The atomic number of Zn is 30, which means it has 30 electrons in a neutral atom. To find the electron configuration for \(\mathrm{Zn}^{2+}\), we need to remove two electrons from the atom. Neutral Zn electron configuration: \[1s^22s^22p^63s^23p^64s^23d^{10}\] Removing two electrons from the 4s orbital: \[\mathrm{Zn}^{2+}: 1s^22s^22p^63s^23p^63d^{10}\] The electron configuration for \(\mathrm{Zn}^{2+}\) is the same as that of the noble gas Kr (krypton, atomic number 36). Therefore, \(\mathrm{Zn}^{2+}\) has a noble-gas configuration.

The atomic number of Te is 52, which means it has 52 electrons in a neutral atom. To find the electron configuration for \(\mathrm{Te}^{2-}\), we need to add two electrons to the atom. Neutral Te electron configuration: \[1s^22s^22p^63s^23p^64s^23d^{10}4p^65s^24d^{10}5p^4\] Adding two electrons to the 5p orbital: \[\mathrm{Te}^{2-}: 1s^22s^22p^63s^23p^64s^23d^{10}4p^65s^24d^{10}5p^6\] The electron configuration for \(\mathrm{Te}^{2-}\) is the same as that of the noble gas Xe (xenon, atomic number 54). Therefore, \(\mathrm{Te}^{2-}\) has a noble-gas configuration.

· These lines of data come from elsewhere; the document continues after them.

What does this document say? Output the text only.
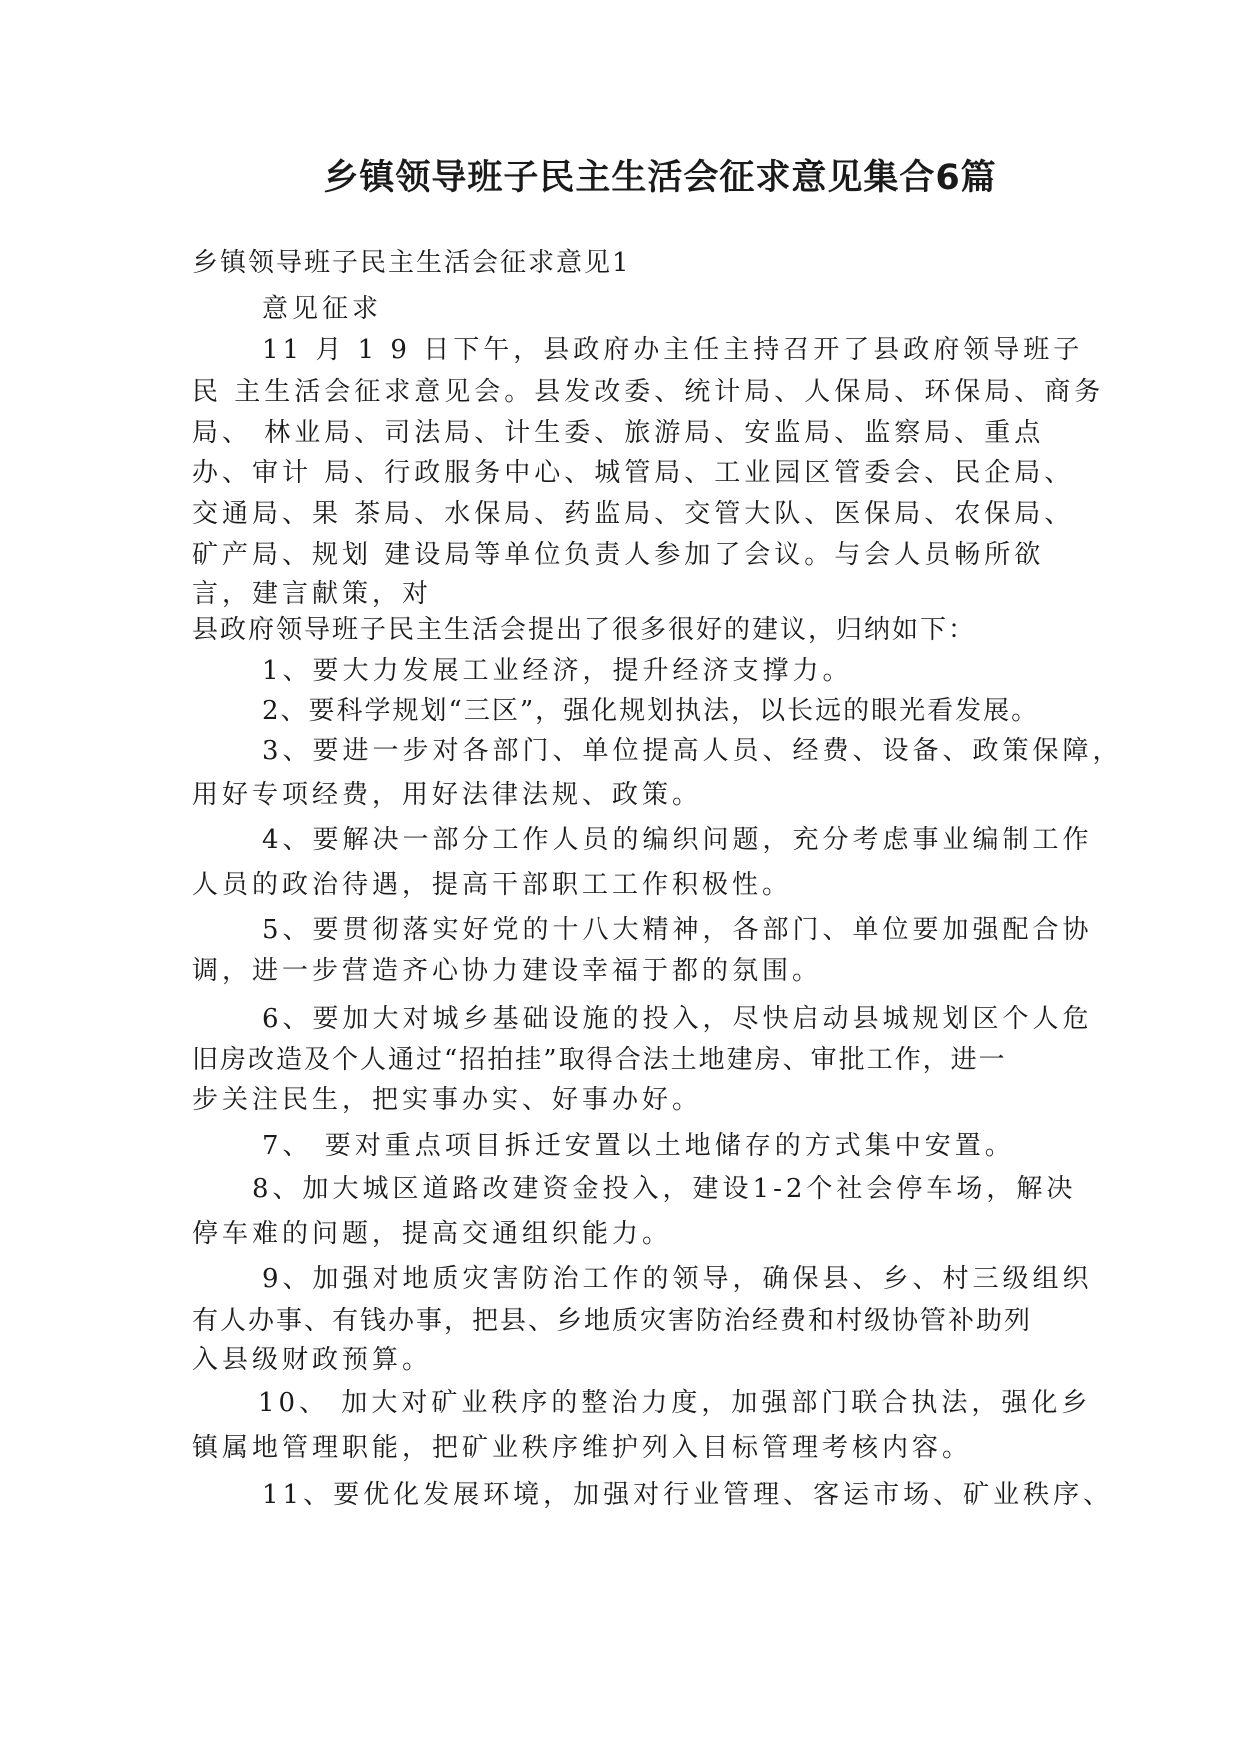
乡镇领导班子民主生活会征求意见集合6篇
乡镇领导班子民主生活会征求意见1
意见征求
11 月 1 9 日下午，县政府办主任主持召开了县政府领导班子
民 主生活会征求意见会。县发改委、统计局、人保局、环保局、商务
局、 林业局、司法局、计生委、旅游局、安监局、监察局、重点
办、审计 局、行政服务中心、城管局、工业园区管委会、民企局、
交通局、果 茶局、水保局、药监局、交管大队、医保局、农保局、
矿产局、规划 建设局等单位负责人参加了会议。与会人员畅所欲
言，建言献策，对
县政府领导班子民主生活会提出了很多很好的建议，归纳如下：
1、要大力发展工业经济，提升经济支撑力。
2、要科学规划“三区”，强化规划执法，以长远的眼光看发展。
3、要进一步对各部门、单位提高人员、经费、设备、政策保障，
用好专项经费，用好法律法规、政策。
4、要解决一部分工作人员的编织问题，充分考虑事业编制工作
人员的政治待遇，提高干部职工工作积极性。
5、要贯彻落实好党的十八大精神，各部门、单位要加强配合协
调，进一步营造齐心协力建设幸福于都的氛围。
6、要加大对城乡基础设施的投入，尽快启动县城规划区个人危
旧房改造及个人通过“招拍挂”取得合法土地建房、审批工作，进一
步关注民生，把实事办实、好事办好。
7、 要对重点项目拆迁安置以土地储存的方式集中安置。
8、加大城区道路改建资金投入，建设1-2个社会停车场，解决
停车难的问题，提高交通组织能力。
9、加强对地质灾害防治工作的领导，确保县、乡、村三级组织
有人办事、有钱办事，把县、乡地质灾害防治经费和村级协管补助列
入县级财政预算。
10、 加大对矿业秩序的整治力度，加强部门联合执法，强化乡
镇属地管理职能，把矿业秩序维护列入目标管理考核内容。
11、要优化发展环境，加强对行业管理、客运市场、矿业秩序、
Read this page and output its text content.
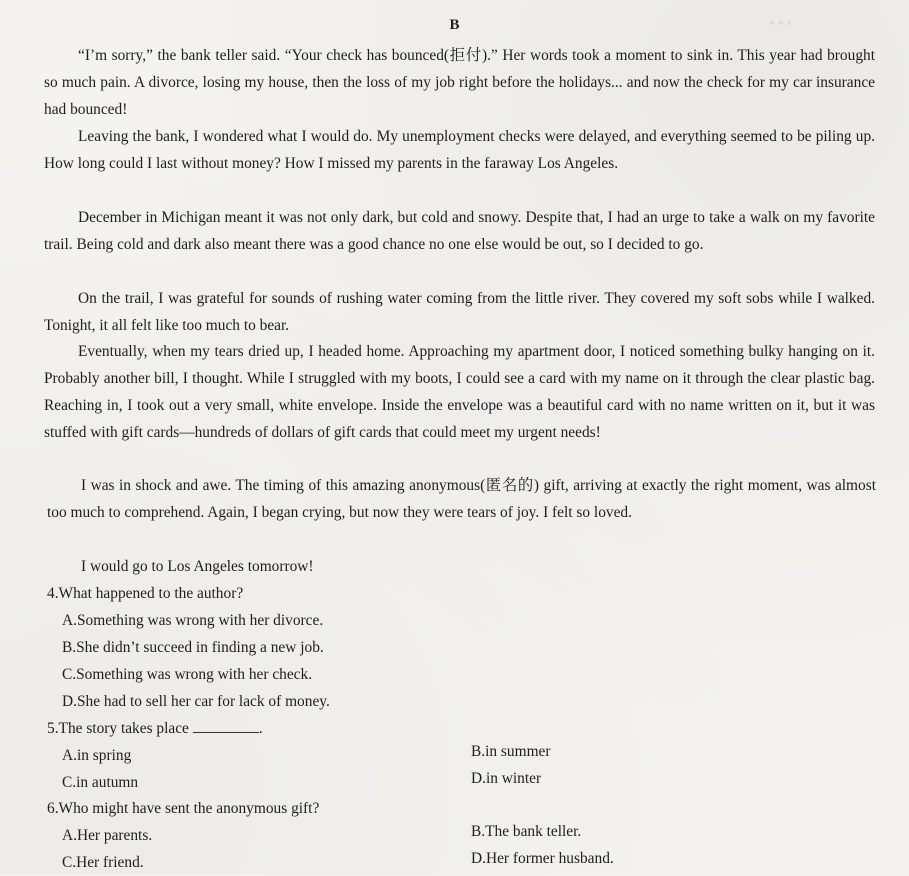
▪ ▪ ▪
B

“I’m sorry,” the bank teller said. “Your check has bounced(拒付).” Her words took a moment to sink in. This year had brought so much pain. A divorce, losing my house, then the loss of my job right before the holidays... and now the check for my car insurance had bounced!

Leaving the bank, I wondered what I would do. My unemployment checks were delayed, and everything seemed to be piling up. How long could I last without money? How I missed my parents in the faraway Los Angeles.

December in Michigan meant it was not only dark, but cold and snowy. Despite that, I had an urge to take a walk on my favorite trail. Being cold and dark also meant there was a good chance no one else would be out, so I decided to go.

On the trail, I was grateful for sounds of rushing water coming from the little river. They covered my soft sobs while I walked. Tonight, it all felt like too much to bear.

Eventually, when my tears dried up, I headed home. Approaching my apartment door, I noticed something bulky hanging on it. Probably another bill, I thought. While I struggled with my boots, I could see a card with my name on it through the clear plastic bag. Reaching in, I took out a very small, white envelope. Inside the envelope was a beautiful card with no name written on it, but it was stuffed with gift cards—hundreds of dollars of gift cards that could meet my urgent needs!

I was in shock and awe. The timing of this amazing anonymous(匿名的) gift, arriving at exactly the right moment, was almost too much to comprehend. Again, I began crying, but now they were tears of joy. I felt so loved.

I would go to Los Angeles tomorrow!

4.What happened to the author?

A.Something was wrong with her divorce.

B.She didn’t succeed in finding a new job.

C.Something was wrong with her check.

D.She had to sell her car for lack of money.

5.The story takes place	.

A.in spring	B.in summer

C.in autumn	D.in winter

6.Who might have sent the anonymous gift?

A.Her parents.	B.The bank teller.

C.Her friend.	D.Her former husband.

The atomic number of Sc is 21, which means it has 21 electrons in a neutral atom. To find the electron configuration for \(\mathrm{Sc}^{3+}\), we need to remove three electrons from the atom. Neutral Sc electron configuration: \[1s^22s^22p^63s^23p^64s^23d^1\] Removing three electrons (two from the 4s and one from the 3d orbital): \[\mathrm{Sc}^{3+}: 1s^22s^22p^63s^23p^6\] The electron configuration for \(\mathrm{Sc}^{3+}\) is the same as that of the noble gas Ar (argon, atomic number 18). Therefore, \(\mathrm{Sc}^{3+}\) has a noble-gas configuration.

The atomic number of Rh is 45, which means it has 45 electrons in a neutral atom. To find the electron configuration for \(\mathrm{Rh}^{3+}\), we need to remove three electrons from the atom. Neutral Rh electron configuration: \[1s^22s^22p^63s^23p^64s^23d^{10}4p^65s^14d^8\] Removing three electrons (one from the 5s and two from the 4d orbital): \[\mathrm{Rh}^{3+}: 1s^22s^22p^63s^23p^64s^23d^{10}4p^64d^6\] The electron configuration for \(\mathrm{Rh}^{3+}\) does not match any noble gas electron configuration. Therefore, \(\mathrm{Rh}^{3+}\) does not have a noble-gas configuration.

The atomic number of Tl is 81, which means it has 81 electrons in a neutral atom. To find the electron configuration for \(\mathrm{Tl}^{+}\), we need to remove one electron from the atom. Neutral Tl electron configuration: \[1s^22s^22p^63s^23p^64s^23d^{10}4p^65s^24d^{10}5p^66s^24f^{14}5d^{10}6p^1\] Removing one electron from the 6p orbital: \[\mathrm{Tl}^{+}: 1s^22s^22p^63s^23p^64s^23d^{10}4p^65s^24d^{10}5p^66s^24f^{14}5d^{10}\] The electron configuration for \(\mathrm{Tl}^{+}\) is the same as that of the noble gas Hg (mercury, atomic number 80). Therefore, \(\mathrm{Tl}^{+}\) has a noble-gas configuration.

The atomic number of Bi is 83, which means it has 83 electrons in a neutral atom. To find the electron configuration for \(\mathrm{Bi}^{3+}\), we need to remove three electrons from the atom. Neutral Bi electron configuration: \[1s^22s^22p^63s^23p^64s^23d^{10}4p^65s^24d^{10}5p^66s^24f^{14}5d^{10}6p^3\] Removing three electrons from the 6p orbital: \[\mathrm{Bi}^{3+}: 1s^22s^22p^63s^23p^64s^23d^{10}4p^65s^24d^{10}5p^66s^24f^{14}5d^{10}\] The electron configuration for \(\mathrm{Bi}^{3+}\) is the same as that of the noble gas Pb (lead, atomic number 82). Therefore, \(\mathrm{Bi}^{3+}\) has a noble-gas configuration. In conclusion, \(\mathrm{Zn}^{2+}\), \(\mathrm{Te}^{2-}\), \(\mathrm{Sc}^{3+}\), \(\mathrm{Tl}^{+}\), and \(\mathrm{Bi}^{3+}\) have noble-gas configurations, while \(\mathrm{Rh}^{3+}\) does not.